When asked why emails and phone calls should be essential to primary care, the answer is simple: they promote good and solid working relationships between you and your patients. You would be surprised as to how many patients enjoy personalized phone calls and emails, and how greatly they benefit from them. According to recent findings from a conducted survey, more than 88% respondents believe follow-up is a good idea. Positive response rates came from both phone calls made and emails sent out. In addition, significantly higher levels of patient satisfaction with care were seen from those who reported receiving phone calls and emails, as opposed to those who did not.

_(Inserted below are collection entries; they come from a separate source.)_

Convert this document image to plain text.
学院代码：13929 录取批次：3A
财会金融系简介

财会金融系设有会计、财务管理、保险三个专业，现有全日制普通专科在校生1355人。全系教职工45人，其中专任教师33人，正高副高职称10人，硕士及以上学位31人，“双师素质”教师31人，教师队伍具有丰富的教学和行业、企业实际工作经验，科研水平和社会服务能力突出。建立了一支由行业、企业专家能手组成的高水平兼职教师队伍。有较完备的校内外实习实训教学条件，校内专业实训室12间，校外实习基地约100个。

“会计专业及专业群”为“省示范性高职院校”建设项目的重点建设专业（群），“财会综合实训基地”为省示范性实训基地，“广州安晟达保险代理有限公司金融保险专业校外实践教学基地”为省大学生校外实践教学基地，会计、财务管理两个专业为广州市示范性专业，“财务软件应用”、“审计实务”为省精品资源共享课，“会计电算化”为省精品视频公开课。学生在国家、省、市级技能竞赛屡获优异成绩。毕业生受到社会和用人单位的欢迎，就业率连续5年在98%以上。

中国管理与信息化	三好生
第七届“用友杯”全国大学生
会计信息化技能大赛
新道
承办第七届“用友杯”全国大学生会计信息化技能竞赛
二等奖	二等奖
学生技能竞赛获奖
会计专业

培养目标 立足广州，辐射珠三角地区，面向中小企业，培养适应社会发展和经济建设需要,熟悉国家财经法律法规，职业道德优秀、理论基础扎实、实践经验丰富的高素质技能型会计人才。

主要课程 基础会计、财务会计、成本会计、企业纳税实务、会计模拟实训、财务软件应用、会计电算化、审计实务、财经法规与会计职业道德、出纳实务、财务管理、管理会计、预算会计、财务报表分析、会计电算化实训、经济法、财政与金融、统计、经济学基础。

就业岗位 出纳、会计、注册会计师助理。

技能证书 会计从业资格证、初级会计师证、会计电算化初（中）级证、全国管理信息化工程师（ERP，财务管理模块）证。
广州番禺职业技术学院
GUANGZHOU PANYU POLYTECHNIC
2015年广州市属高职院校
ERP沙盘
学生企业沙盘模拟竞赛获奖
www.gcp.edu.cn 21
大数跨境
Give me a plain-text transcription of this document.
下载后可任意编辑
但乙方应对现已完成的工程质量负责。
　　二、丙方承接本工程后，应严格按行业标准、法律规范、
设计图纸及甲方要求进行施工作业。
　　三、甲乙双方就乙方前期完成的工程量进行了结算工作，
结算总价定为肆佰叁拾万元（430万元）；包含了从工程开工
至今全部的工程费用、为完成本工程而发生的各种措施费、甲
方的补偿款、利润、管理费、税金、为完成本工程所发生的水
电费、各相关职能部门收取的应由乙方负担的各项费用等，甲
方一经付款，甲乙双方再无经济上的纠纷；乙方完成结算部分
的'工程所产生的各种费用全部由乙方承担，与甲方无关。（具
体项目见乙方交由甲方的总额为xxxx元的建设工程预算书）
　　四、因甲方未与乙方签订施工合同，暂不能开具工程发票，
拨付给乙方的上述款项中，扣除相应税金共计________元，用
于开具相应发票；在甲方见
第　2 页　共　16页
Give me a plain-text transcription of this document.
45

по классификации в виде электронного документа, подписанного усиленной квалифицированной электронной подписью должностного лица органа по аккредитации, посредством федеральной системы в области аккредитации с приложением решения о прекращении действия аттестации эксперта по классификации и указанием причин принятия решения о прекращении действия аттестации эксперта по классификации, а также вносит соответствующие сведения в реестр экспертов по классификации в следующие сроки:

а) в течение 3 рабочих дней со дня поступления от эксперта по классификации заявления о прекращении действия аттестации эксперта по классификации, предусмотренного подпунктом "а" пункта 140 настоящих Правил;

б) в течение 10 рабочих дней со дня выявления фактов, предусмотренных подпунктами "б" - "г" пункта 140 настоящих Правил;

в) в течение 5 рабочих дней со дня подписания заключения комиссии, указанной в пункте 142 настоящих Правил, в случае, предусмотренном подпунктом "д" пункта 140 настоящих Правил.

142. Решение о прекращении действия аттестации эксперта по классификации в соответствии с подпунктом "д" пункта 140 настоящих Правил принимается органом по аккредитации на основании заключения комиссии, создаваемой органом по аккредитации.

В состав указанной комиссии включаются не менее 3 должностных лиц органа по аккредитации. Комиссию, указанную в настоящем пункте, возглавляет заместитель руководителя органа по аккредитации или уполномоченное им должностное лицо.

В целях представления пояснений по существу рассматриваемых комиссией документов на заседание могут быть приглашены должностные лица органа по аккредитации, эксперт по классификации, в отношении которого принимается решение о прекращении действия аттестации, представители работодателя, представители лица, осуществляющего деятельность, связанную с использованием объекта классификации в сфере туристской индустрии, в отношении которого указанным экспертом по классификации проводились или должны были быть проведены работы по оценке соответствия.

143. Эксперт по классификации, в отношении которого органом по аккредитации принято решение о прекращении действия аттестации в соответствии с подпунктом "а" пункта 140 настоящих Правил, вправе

Follow-up phone calls and emails are essential for monitoring patients’ health, confirming medication regimes, scheduling appointments, reinforcing knowledge and understanding, verifying follow through on referrals, as well as sharing test results. Here is what you can do during follow-up phone calls and emails:

  • Ask patients’ to write down the information that you are providing them with;
  • Have patients’ keep track of their clinical values (blood pressure, blood sugar, weight, etc.) and share the information with you;
  • Encourage patients to bring his/her prescription medications to the phone for review;
  • Have patients’ fill out a follow-up instruction form via email;
  • Send patients’ instructions on medications that they should be taking and highlight how important it is that they stick to a proper regime;
  • Provide patients’ with directions on where you see their clinical values are showing cause for concern (high blood pressure levels, high blood sugar levels, weight gain, etc.);
  • Thank patients for recording their health information, stress how helpful it is, and provide clinical feedback;

In any given situation when it comes to health, it is your duty as a primary care physician to determine privacy rules, as well as follow through with federal laws and regulations. Privacy concern is a major issue as it can lead to patient confidentiality risks. Unlike face conversations, callers or e-mailers cannot identify one another visually. This, in turn, makes it difficult to recognize the true identity of both the patient and the physician. Thereby, it is desirable to consider ways in which you can eliminate or at the very least, reduce such violations. Above all, the promise and respect of patient confidentiality is key.

With the realization of electronic health environments, it is essential that physicians are up-to-date on the latest medical news and events, as well as able to establish standards and recommendations of good use for their patients. Phone and email communication is still considered by both physicians and patients as an effective approach towards improving care and follow-up actions, as well as a way to reduce unnecessary visits to emergency services. Patients expect physicians to phone in order to reveal test results and offer clinical feedback. Electronic communication is growing on a daily basis and its practice in healthcare is no exception. With proper use and implementation, it can lead to improved patient understanding, reassurance, and increased quality of patient care.